We observed in our clinical practice that TNBC patients progress faster and survival is lower despite all treatments. Therefore, with respective study, we aimed to show patients and treatment characteristics and survival differences between TNBC and non-TNBC in patients undergoing adjuvant radiotherapy in our clinic.
MATERIALS AND METHODS
Nine hundred ninety-six patients who underwent curative radiotherapy between January 2010 and November 2020 in our clinic were included in the study. Female patients over 18 years of age with pathologically invasive tumors and at least 12 months follow-up were included in the study. Patients with bilateral breast cancer, metastatic disease, a second malignancy, and male patients were not included. Patients data and treatment characteristics were obtained from medical records and the hospital system. Patients were classified according to American Joint Committee on Cancer (AJCC), Version 8. 16 The patients receiving neoadjuvant therapy were staged according to the pre-treatment imaging methods, and the patients receiving adjuvant therapy according were staged to the postoperative pathology data and preoperative imaging.

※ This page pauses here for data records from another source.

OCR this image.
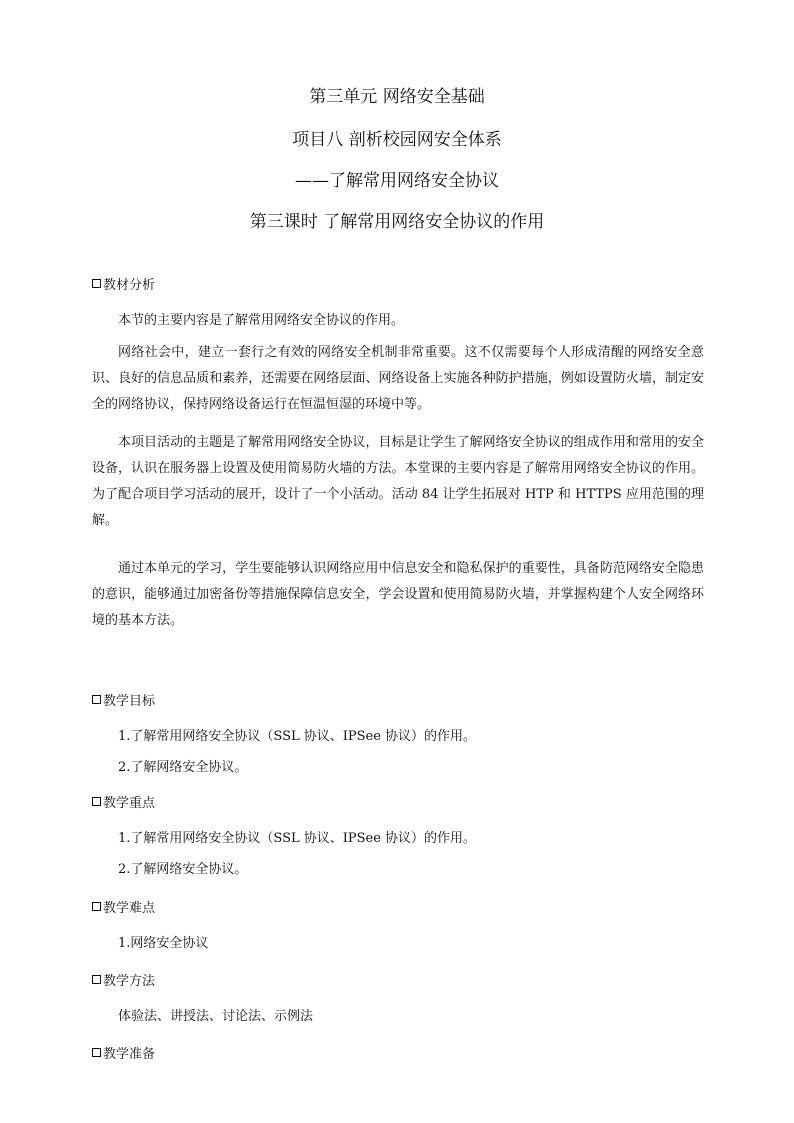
第三单元 网络安全基础
项目八 剖析校园网安全体系
——了解常用网络安全协议
第三课时 了解常用网络安全协议的作用
教材分析
本节的主要内容是了解常用网络安全协议的作用。
网络社会中，建立一套行之有效的网络安全机制非常重要。这不仅需要每个人形成清醒的网络安全意识、良好的信息品质和素养，还需要在网络层面、网络设备上实施各种防护措施，例如设置防火墙，制定安全的网络协议，保持网络设备运行在恒温恒湿的环境中等。
本项目活动的主题是了解常用网络安全协议，目标是让学生了解网络安全协议的组成作用和常用的安全设备，认识在服务器上设置及使用简易防火墙的方法。本堂课的主要内容是了解常用网络安全协议的作用。为了配合项目学习活动的展开，设计了一个小活动。活动 84 让学生拓展对 HTP 和 HTTPS 应用范围的理解。
通过本单元的学习，学生要能够认识网络应用中信息安全和隐私保护的重要性，具备防范网络安全隐患的意识，能够通过加密备份等措施保障信息安全，学会设置和使用简易防火墙，并掌握构建个人安全网络环境的基本方法。
教学目标
1.了解常用网络安全协议（SSL 协议、IPSee 协议）的作用。
2.了解网络安全协议。
教学重点
1.了解常用网络安全协议（SSL 协议、IPSee 协议）的作用。
2.了解网络安全协议。
教学难点
1.网络安全协议
教学方法
体验法、讲授法、讨论法、示例法
教学准备
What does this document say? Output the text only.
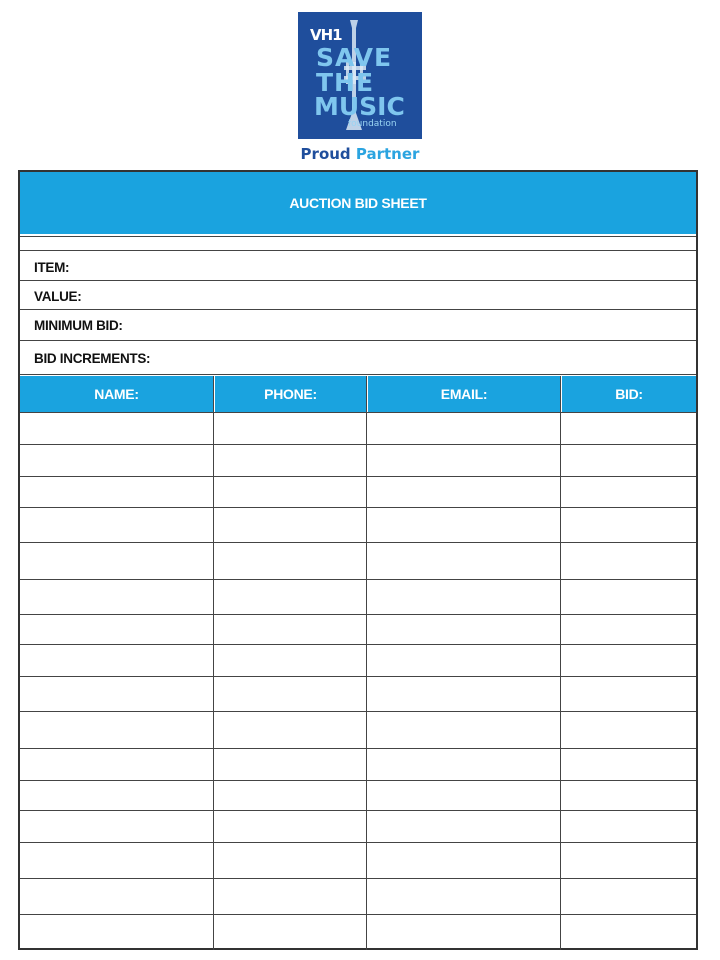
VH1
SAVE
THE
MUSIC
foundation
Proud Partner
AUCTION BID SHEET
ITEM:
VALUE:
MINIMUM BID:
BID INCREMENTS:
NAME:	PHONE:	EMAIL:	BID:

ER and PR status and HER-2 were evaluated immunohistochemically. If ER and PR were below 1%, they were accepted as negative. HER-2 was considered negative if 1(+) in IHC and positive if 3(+). HER-2 amplification was evaluated by fluorescence in situ hybridization (FISH) method in the two (+) group. Breast cancer subtypes were grouped as luminal A (ER/PR (+), HER-2 (-)), luminal B (ER/PR (+), HER-2 (+)), HER-2 (+) (ER/PR (-), HER-2 (+)) and triple negative (ER/PR/HER-2 (-)) according to the hormone status in IHC. The patients were categorized into two groups as TNBC and non-TNBC. Patients and tumor characteristics of both groups were obtained from the records. Clinicopathological characteristics of the patients (histological type, stage, tumor size, lymph node involvement, grade, perineural invasion (PNI), lymphovascular invasion (LVI), extracapsular invasion (ECE), ER/PR/HER-2 status, ki-67), and treatments (type of surgery, chemotherapy, radiotherapy) were evaluated separately for both groups. Ethics committee approval was obtained before starting the study. The principles in the latest version of the Helsinki Declaration were followed. No informed consent was obtained from the patients due to the retrospective nature of the study.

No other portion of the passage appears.